Page 20 of In Full Bloom

Multiple emotions flicker across her face. Pain, confusion, regret and sadness, something like wistfulness. “I guess he doesn’t anymore. He’s dead.”

11

KATIE

I hateMax Sheridan more than anyone else on this earth.

The feeling is mutual so I don’t even feel bad about it.

I don’t know what caused it, but when I moved to Kauri Creek he took an instant dislike to me.

Him and Olivia being friends before my arrival and no longer friends after it probably didn’t endear him to me.

Neither did me dating his brother.

Max and Toby were alike in so many ways. Being identical twins they had the same dark hair and eyes, but Max has a more severe look to him. Or maybe it’s just his expression hardening every time he looks my way.

They were both gorgeous and charming, but Max leaned towards arrogant and cocky where as Toby was gentler, more subtle.

It was that subtlety that ruined me in the end. Maybe if he’d been more like Max the truth wouldn’t have hit me so hard. The truth I didn’t learn until the day he was killed in a car accident.

I hate Toby now too, as much as I loved him, which is an interesting feeling to have.

But right now, my rage is directed firmly at Max. For the way he spoke to me, for what he said to Dallas, for making me remember Toby.

I stormed out of the function room moments after shocking Dallas into silence with the reveal that my ex is my ex because he’s no longer alive. I behaved like a bratty kid, spinning on my heel and stomping off, slamming the back door behind me.

Dallas, to his credit, didn’t follow me.

A huge relief since I don’t want him to see me like this, my face red and blotchy and unstoppable tears spilling down my cheeks.

I’ve done a lot of crying over Toby and our relationship. Tears of grief and pain, tears of anger and hatred. But none of them have hit quite as hard as these ones.

Being back at Wildflower Ridge, the place where it all started, has brought all the memories rushing back.

Coming face-to-face with Max and being reminded of how much he hates me was something I thought I was prepared for, but I don’t think I could have ever been fully ready for that moment, for seeing the anger and grief in his own expression.

He blames me for taking his brother and best friend away from him. I can understand that. But he doesn’t know the full story and I don’t think either of us will ever be in a place where we can have that conversation.

I haven’t been paying attention to where I’m walking, just knowing I need to get as far away from Dallas as possible right now, but when I reach the lake I manage to release a full breath.

It’s a bit fancier than the last time I was here. Obviously they’ve done some work to it so it can be used for wedding ceremonies and photo locations. I skirt around the gazebo on the water’s edge and slip into the shade of a massive Totara tree. The bark is rough under my fingertips as I trail them across the trunk. I glance up into the branches and falter.

Not this tree. This is the tree in which Toby and I hid during a game of spotlight. He was already in the tree when I started climbing it, unaware of his presence. When I realised he was there I tried to climb down again, but he grabbed my hand. Electric shocks had zoomed up my arm as he whispered, “stay.”

Until that point I assumed he disliked me as much as Max did, but after that night … I knew different.

I continue around the lake until I find a different tree with a solid trunk.
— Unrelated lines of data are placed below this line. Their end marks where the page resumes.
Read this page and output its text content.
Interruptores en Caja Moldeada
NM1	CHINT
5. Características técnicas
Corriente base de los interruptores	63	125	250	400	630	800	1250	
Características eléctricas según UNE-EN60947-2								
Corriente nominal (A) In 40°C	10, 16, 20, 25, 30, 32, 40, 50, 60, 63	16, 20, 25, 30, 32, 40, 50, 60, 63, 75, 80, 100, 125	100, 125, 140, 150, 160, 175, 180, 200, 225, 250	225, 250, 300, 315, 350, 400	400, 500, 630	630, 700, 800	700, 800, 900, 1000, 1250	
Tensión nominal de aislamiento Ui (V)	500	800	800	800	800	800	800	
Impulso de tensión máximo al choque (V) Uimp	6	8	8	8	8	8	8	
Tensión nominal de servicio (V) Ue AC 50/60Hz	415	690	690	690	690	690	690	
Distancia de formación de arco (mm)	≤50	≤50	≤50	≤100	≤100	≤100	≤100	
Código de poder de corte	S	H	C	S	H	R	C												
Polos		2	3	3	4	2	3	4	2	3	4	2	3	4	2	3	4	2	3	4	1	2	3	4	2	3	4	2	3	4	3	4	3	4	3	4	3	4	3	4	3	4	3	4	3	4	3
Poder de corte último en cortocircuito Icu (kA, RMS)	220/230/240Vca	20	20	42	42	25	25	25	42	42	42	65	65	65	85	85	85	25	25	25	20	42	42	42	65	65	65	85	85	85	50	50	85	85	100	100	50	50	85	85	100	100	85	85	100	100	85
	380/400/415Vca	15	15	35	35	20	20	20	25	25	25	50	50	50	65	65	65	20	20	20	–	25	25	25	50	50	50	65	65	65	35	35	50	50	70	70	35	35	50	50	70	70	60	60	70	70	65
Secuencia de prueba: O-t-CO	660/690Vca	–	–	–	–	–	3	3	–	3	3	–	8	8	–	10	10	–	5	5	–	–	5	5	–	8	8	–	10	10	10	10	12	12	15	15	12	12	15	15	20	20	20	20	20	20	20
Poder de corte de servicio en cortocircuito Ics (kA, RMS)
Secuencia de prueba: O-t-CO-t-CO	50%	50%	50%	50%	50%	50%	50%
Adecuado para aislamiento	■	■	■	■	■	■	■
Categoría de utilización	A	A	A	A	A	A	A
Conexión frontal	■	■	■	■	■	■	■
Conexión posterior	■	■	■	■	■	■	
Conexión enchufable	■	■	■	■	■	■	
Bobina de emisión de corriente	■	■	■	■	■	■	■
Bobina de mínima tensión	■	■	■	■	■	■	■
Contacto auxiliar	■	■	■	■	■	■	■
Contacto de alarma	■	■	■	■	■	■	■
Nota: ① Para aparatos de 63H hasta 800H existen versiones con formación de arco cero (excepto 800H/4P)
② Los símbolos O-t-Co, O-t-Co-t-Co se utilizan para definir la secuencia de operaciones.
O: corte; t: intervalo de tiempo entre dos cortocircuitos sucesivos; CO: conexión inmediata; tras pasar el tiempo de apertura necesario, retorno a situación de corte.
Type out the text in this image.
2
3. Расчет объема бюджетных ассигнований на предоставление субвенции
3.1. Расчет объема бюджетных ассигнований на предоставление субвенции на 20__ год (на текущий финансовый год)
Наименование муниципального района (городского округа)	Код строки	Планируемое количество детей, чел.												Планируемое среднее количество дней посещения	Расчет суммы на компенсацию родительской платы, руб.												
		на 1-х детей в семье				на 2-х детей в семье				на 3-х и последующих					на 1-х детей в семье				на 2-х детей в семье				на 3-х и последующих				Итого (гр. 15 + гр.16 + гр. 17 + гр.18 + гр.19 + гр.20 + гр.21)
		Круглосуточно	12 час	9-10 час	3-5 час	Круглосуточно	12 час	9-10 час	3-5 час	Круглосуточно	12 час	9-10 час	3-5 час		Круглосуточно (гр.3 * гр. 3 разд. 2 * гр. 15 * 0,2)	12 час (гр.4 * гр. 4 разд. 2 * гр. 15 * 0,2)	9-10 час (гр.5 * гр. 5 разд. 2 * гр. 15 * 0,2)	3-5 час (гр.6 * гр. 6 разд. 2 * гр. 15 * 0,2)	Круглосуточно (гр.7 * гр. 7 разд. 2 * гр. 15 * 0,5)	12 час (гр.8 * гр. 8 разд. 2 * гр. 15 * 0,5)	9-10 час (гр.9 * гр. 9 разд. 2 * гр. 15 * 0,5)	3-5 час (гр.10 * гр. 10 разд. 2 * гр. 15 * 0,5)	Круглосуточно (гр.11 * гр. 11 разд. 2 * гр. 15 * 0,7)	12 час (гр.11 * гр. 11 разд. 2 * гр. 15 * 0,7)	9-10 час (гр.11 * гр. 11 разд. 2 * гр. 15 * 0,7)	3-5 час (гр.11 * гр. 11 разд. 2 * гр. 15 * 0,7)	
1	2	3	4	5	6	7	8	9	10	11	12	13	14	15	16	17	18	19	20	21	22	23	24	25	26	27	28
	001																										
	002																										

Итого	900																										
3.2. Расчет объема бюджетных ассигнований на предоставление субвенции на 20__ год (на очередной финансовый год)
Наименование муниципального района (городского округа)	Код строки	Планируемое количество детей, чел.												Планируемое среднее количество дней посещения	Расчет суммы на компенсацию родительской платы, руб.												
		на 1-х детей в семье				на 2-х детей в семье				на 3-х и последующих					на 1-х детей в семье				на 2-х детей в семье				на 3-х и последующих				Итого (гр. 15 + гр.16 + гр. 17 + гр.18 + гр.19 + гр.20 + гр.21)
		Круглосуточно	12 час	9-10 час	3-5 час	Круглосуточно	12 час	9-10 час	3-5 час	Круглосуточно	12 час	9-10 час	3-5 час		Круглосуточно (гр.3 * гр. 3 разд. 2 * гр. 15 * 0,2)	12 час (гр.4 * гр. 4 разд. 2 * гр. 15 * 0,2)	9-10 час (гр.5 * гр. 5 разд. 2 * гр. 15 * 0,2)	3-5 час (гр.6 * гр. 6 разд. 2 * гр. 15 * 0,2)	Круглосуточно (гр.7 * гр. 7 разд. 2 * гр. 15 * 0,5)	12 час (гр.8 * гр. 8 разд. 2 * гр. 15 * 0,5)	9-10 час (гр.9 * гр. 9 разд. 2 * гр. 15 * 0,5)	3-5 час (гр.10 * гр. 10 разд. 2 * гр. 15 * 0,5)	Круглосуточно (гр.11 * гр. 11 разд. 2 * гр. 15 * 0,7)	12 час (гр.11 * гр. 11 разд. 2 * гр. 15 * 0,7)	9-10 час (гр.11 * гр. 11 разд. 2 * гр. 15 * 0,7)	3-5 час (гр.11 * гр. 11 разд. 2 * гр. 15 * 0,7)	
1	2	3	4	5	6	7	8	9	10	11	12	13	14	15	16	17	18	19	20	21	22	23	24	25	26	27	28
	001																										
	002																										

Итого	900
I slide down and sit with my back against the bark, pulling my knees up to my chest.

In the peaceful quiet, I release the rest of my tears.

I haveno idea how much time has passed when someone sits down beside me. Since my tears ran out I’ve sat here and stared into nothingness, my emotions exhausted and numb.

At first I worry Dallas has followed me, but this person isn’t big enough to be him, and when their arm brushes against my own it’s a soft warmth, not the blazing heat I’ve come to expect from Dallas’s touch.

Olivia tilts her head and rests it on my shoulder, not saying a word, but being there for me when I’m ready to speak.

“I shouldn’t have come back,” I whisper eventually, my voice scratchy and hoarse.